En absence de cohésion territoriale, il y a une forte personnalisation et incarnation de la région par son président. Les acteurs locaux associent la région fusionnée à l’image de son président. Cette grande région offre plus de visibilité et de pouvoir au nouveau président, et le président donne plus de visibilité à cette région grâce à sa notoriété nationale. Ainsi, dix ans après la fusion, la cohésion de la région Hauts-de-France est surtout politique. La figure présidentielle semble incarner plus que les caractères géographiques la cohésion de la nouvelle région. La phrase « Xavier Bertrand, c’est les Hauts-de-France » revient dans la plupart des entretiens4.
En définitive : une région affaiblie ?
L’exemple des Hauts-de-France démontre un décalage entre les objectifs de la réforme (économies d’échelle, simplicité, efficacité) et les réalités administratives et politiques. La fusion se traduit par un périmètre élargi, une multitude d’acteurs et des distances accrues. Face à cette réalité, au lieu de renforcer son rôle stratégique, la région fait un effort constant pour réconcilier distance et proximité à travers les aides individuelles, les aides à la commune, évitant le risque de négliger la dimension collective et l’intérêt général. Or, la fusion perd son sens si on cherche à rétablir une proximité administrative.

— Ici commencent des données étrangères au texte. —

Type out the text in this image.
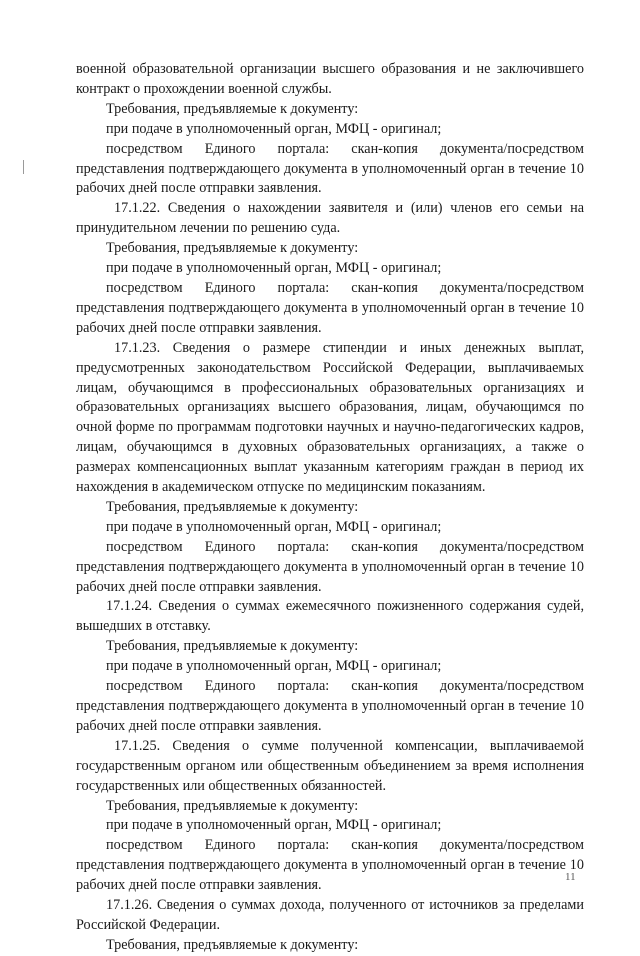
военной образовательной организации высшего образования и не заключившего контракт о прохождении военной службы.

Требования, предъявляемые к документу:

при подаче в уполномоченный орган, МФЦ - оригинал;

посредством Единого портала: скан-копия документа/посредством представления подтверждающего документа в уполномоченный орган в течение 10 рабочих дней после отправки заявления.

17.1.22. Сведения о нахождении заявителя и (или) членов его семьи на принудительном лечении по решению суда.

Требования, предъявляемые к документу:

при подаче в уполномоченный орган, МФЦ - оригинал;

посредством Единого портала: скан-копия документа/посредством представления подтверждающего документа в уполномоченный орган в течение 10 рабочих дней после отправки заявления.

17.1.23. Сведения о размере стипендии и иных денежных выплат, предусмотренных законодательством Российской Федерации, выплачиваемых лицам, обучающимся в профессиональных образовательных организациях и образовательных организациях высшего образования, лицам, обучающимся по очной форме по программам подготовки научных и научно-педагогических кадров, лицам, обучающимся в духовных образовательных организациях, а также о размерах компенсационных выплат указанным категориям граждан в период их нахождения в академическом отпуске по медицинским показаниям.

Требования, предъявляемые к документу:

при подаче в уполномоченный орган, МФЦ - оригинал;

посредством Единого портала: скан-копия документа/посредством представления подтверждающего документа в уполномоченный орган в течение 10 рабочих дней после отправки заявления.

17.1.24. Сведения о суммах ежемесячного пожизненного содержания судей, вышедших в отставку.

Требования, предъявляемые к документу:

при подаче в уполномоченный орган, МФЦ - оригинал;

посредством Единого портала: скан-копия документа/посредством представления подтверждающего документа в уполномоченный орган в течение 10 рабочих дней после отправки заявления.

17.1.25. Сведения о сумме полученной компенсации, выплачиваемой государственным органом или общественным объединением за время исполнения государственных или общественных обязанностей.

Требования, предъявляемые к документу:

при подаче в уполномоченный орган, МФЦ - оригинал;

посредством Единого портала: скан-копия документа/посредством представления подтверждающего документа в уполномоченный орган в течение 10 рабочих дней после отправки заявления.

17.1.26. Сведения о суммах дохода, полученного от источников за пределами Российской Федерации.

Требования, предъявляемые к документу:

11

En définitive, la fusion qui devait a priori renforcer l’échelon régional a en fait plutôt fragilisé ce dernier. La nouvelle région détient peu de moyens financiers, peu de compétences et n’exerce pas d’autorité sur les collectivités territoriales infrarégionales pour définir clairement son rôle stratégique. Elle a certainement une lisibilité plus grande pour les partenaires institutionnels externes (État, Union européenne), mais il y a une perte de lisibilité pour les collectivités locales.
Au fond, la réforme n’a fait qu’amplifier les débats sur le rôle des régions dans le paysage administratif français. Si l’État leur attribue le rôle des entités stratégiques centrées sur des compétences économiques et d’aménagement, les moyens qui leur sont attribués restent infimes.
- L. no 2015-29, 16 janv. 2015, relative à la délimitation des régions, aux élections régionales et départementales et modifiant le calendrier électoral.
- Conseils régionaux Picardie et Nord-Pas-de-Calais, Ensemble, construisons la nouvelle grande région, communiqué, 11 déc. 2014.
- Danila L., « Cohésion territoriale et dynamiques d’intégration dans une ’’région nouvelle’’ fusionnée, les Hauts-de-France. Stratégies, modes de gouvernance, orientations spatiales », thèse, 2024, Bernard Reitel (dir), en partenariat avec le conseil régional Hauts-de-France.